Es llamativo el caso de Abram Smythe Palmer, que fue quien editó póstumamente el tratado de Mitología comparada que comentaba al principio: en la edición en español que yo leí no estaba, pero la versión original de 1909 contaba con una introducción del editor con una especie de disclaimer acerca de las teorías sobre los mitos solares, para evitar que la mala fama que arrastraban menoscabase el libro. Echaba la culpa de esa mala prensa a las exageraciones de George W. Cox, discípulo de Max Müller, y para exhibir su distanciamiento incluso vio oportuno incluir el artículo satírico de Littledale.
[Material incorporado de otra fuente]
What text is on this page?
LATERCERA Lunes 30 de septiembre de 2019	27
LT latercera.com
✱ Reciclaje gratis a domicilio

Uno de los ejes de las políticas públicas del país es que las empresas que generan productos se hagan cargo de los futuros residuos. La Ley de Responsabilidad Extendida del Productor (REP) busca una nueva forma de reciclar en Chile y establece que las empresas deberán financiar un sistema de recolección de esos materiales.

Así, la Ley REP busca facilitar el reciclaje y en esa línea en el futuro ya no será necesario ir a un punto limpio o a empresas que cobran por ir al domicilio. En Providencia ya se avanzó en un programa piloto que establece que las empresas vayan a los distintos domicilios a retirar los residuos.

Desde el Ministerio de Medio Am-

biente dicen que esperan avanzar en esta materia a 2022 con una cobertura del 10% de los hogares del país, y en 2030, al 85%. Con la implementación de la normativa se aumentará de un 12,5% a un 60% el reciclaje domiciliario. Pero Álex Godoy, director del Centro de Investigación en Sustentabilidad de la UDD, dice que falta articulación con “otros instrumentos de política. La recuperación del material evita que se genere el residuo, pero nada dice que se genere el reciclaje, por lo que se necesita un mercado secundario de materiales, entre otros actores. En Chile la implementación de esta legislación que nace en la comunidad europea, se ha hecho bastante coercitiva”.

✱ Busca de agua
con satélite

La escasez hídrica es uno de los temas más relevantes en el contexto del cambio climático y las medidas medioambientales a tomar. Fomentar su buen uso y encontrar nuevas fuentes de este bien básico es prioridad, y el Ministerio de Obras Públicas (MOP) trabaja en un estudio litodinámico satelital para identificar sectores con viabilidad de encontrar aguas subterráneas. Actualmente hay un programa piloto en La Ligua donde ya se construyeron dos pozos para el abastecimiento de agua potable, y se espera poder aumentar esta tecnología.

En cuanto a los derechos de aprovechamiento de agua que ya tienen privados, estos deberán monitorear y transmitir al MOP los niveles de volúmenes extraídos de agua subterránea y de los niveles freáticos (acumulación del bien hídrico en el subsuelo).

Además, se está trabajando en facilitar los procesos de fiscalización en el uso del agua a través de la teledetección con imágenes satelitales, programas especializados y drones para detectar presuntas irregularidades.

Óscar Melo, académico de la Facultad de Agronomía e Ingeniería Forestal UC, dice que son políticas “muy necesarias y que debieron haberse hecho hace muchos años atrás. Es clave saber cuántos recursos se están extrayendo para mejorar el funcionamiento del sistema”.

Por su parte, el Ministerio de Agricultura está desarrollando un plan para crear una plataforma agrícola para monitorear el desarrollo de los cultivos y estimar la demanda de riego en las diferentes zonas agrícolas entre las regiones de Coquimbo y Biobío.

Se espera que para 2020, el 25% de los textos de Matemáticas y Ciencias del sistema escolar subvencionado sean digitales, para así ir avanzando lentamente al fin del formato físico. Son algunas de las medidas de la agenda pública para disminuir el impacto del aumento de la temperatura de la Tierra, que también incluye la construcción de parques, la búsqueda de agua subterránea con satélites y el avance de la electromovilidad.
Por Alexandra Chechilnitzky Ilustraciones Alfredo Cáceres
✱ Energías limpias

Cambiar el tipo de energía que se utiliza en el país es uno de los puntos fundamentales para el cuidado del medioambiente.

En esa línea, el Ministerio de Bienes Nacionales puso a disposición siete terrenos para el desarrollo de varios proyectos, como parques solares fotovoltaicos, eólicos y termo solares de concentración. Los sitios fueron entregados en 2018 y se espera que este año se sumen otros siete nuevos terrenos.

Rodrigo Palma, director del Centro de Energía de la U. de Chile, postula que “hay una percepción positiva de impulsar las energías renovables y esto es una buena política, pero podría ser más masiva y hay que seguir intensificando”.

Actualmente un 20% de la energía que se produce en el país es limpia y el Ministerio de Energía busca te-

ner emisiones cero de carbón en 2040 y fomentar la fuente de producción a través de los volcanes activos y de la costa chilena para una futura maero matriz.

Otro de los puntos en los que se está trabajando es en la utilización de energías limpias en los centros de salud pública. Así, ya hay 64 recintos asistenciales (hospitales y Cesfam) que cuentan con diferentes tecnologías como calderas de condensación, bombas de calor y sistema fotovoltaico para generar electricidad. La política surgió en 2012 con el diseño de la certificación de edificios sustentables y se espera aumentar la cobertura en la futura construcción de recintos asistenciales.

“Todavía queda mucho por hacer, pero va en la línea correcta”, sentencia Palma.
Tengo que decir que este es el único caso que conozco de un libro cuyo editor tiene a bien prologarlo con un texto que se burla del autor principal, aprovechando que estaba muerto y no se podía oponer.
Así, la gran fama de la que Max Müller gozó en su momento ha ido cayendo poco a poco en el olvido, y se ha convertido en un personaje casi irrelevante. Quien trató de convertirse en el paladín de la ciencia del lenguaje es a menudo esquivado en los tratados de la misma, como el magnífico relato de la historia de la lingüística moderna de James McElvenny, donde Max Müller es apenas mencionado, y poco más que para decir lo mucho que metió la pata.
Es más, cuando su nombre ha resurgido en los últimos años, no ha sido para reivindicar sus contribuciones sino para arrojar más sombra sobre ellas. Los sanscritistas modernos han puesto en tela de juicio las traducciones que Max Müller hizo del Rig-veda, que por muchos años han sido la referencia principal para su estudio, pero no solo acusando errores e interpretaciones equivocadas, sino también traducciones distorsionadas deliberadamente, con propósitos políticos y religiosos. Apoyándose tanto en nuevas traducciones así como en cartas y hechos biográficos del propio Max Müller, estos críticos presentan su trabajo académico como una herramienta de propaganda británica para deprivar al pueblo hindú de su auténtica tradición y convertirlos al cristianismo.
¿Héroe o villano? ¿Triunfador o perededor? No puedo dejar de pensar que Friedrich Max Müller sería el protagonista perfecto para un drama que podría relatar una época y un mundo tan fascinante como el personaje en sí.